Wissenschaft: Der Bundestagsabgeordnete Falko Mohrs soll neuer Minister für Wissenschaft und Kultur werden. Damit wandert das Haus von CDU- in SPD-Hand. Der Diplomkaufmann sitzt seit 2017 im Deutschen Bundestag. Sein Vater Klaus Mohrs war über viele Jahre Oberbürgermeister der Stadt Wolfsburg. Mit 38 Jahren wird er zu den jüngeren Ministern im neuen Kabinett zählen.

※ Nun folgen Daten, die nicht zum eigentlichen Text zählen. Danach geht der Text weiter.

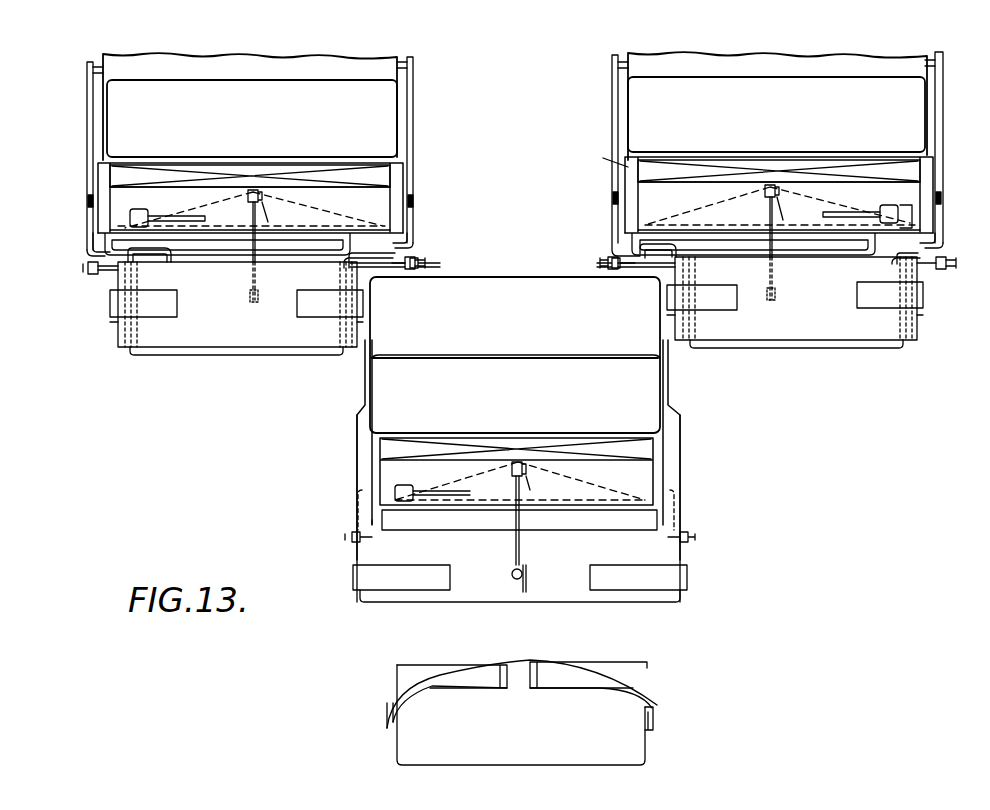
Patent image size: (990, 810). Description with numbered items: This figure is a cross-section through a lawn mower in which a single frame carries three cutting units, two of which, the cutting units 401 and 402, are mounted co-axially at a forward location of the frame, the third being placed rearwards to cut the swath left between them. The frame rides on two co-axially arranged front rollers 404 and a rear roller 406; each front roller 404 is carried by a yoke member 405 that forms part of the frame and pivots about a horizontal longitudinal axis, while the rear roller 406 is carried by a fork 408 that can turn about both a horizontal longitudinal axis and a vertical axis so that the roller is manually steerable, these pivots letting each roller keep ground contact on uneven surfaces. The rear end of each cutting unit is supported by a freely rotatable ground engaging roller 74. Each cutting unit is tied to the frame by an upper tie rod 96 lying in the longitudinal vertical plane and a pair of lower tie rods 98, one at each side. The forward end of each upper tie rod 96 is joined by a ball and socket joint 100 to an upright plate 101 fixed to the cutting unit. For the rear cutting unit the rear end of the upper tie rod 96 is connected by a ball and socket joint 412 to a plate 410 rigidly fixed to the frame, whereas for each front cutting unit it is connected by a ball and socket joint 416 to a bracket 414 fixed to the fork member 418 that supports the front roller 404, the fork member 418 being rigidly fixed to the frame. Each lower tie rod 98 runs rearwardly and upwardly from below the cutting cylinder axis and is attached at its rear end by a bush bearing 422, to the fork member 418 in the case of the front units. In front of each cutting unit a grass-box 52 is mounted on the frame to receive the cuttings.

The grass-box 52 is at (390, 75).
The ground engaging roller 74 is at (617, 525).
The upper tie rod 96 is at (253, 253).
The lower tie rod 98 is at (92, 250).
The ball and socket joint 100 is at (253, 190).
The upright plate 101 is at (262, 213).
The cutting unit 401 is at (400, 177).
The cutting unit 402 is at (923, 158).
The front roller 404 is at (303, 347).
The yoke member 405 is at (160, 310).
The rear roller 406 is at (630, 748).
The fork 408 is at (624, 678).
The plate 410 is at (528, 578).
The ball and socket joint 412 is at (512, 575).
The bracket 414 is at (260, 300).
The ball and socket joint 416 is at (253, 297).
The fork member 418 is at (193, 333).
The bush bearing 422 is at (90, 275).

Umwelt: Christian Meyer von den Grünen soll wie von 2013 bis 2017 erneut Minister werden – nun allerdings im Umwelt- statt im Landwirtschaftsressort. Meyer bildete mit Hamburg das Grünen-Spitzenduo zur Landtagswahl. Im Wahlkampf trat er aber deutlich weniger in Erscheinung. Der 47-Jährige sitzt seit 2008 im Landtag.
Landwirtschaft: Das Agrarministerium soll von der CDU zu den Grünen wechseln. Miriam Staudte ist als Nachfolgerin von Barbara Otte-Kinast vorgesehen. Staudte sitzt seit 2008 im Landtag. Zuletzt war sie Fraktionssprecherin für Landwirtschaft, Ernährung, Atompolitik, Tierschutz, Forst, Jagd und Fischerei. Die 46-Jährige kommt aus Schleswig-Holstein und hat zwei Kinder.
Justiz: Dieses Ressort soll von der CDU zur SPD wandern. Die designierte Ministerin Kathrin Wahlmann (45) saß bereits von 2013 bis 2017 im Landtag. Sie ist Richterin, studierte Rechtswissenschaften in Münster und Paris und absolvierte das erste und zweite juristische Staatsexamen. Sie ist verheiratet und hat zwei Töchter.
Europa: Das Ministerium für Bundes- und Europaangelegenheiten und regionale Entwicklung soll bei der SPD bleiben, aber mit einem neuen Gesicht besetzt werden. Wiebke Osigus soll auf Birgit Honé folgen. Die 41 Jahre alte Rechtsanwältin kommt aus Aurich in Ostfriesland. CDU und FDP hätten dieses Ministerium gerne abgeschafft.
Am Montag hatten Niedersachsens SPD und Grüne in Hannover ihren Koalitionsvertrag unterschrieben. Für die SPD unterschrieben Regierungschef Weil sowie der neue Fraktionsvorsitzende Grant Hendrik Tonne das Papier, für die Grünen die Spitzenkandidatin Julia Willie Hamburg sowie die beiden Landesvorsitzenden Anne Kura und Hans-Joachim Janßen.
Am Wochenende hatten Sonderparteitage von SPD und Grünen jeweils mit breiter Mehrheit für den Koalitionsvertrag gestimmt.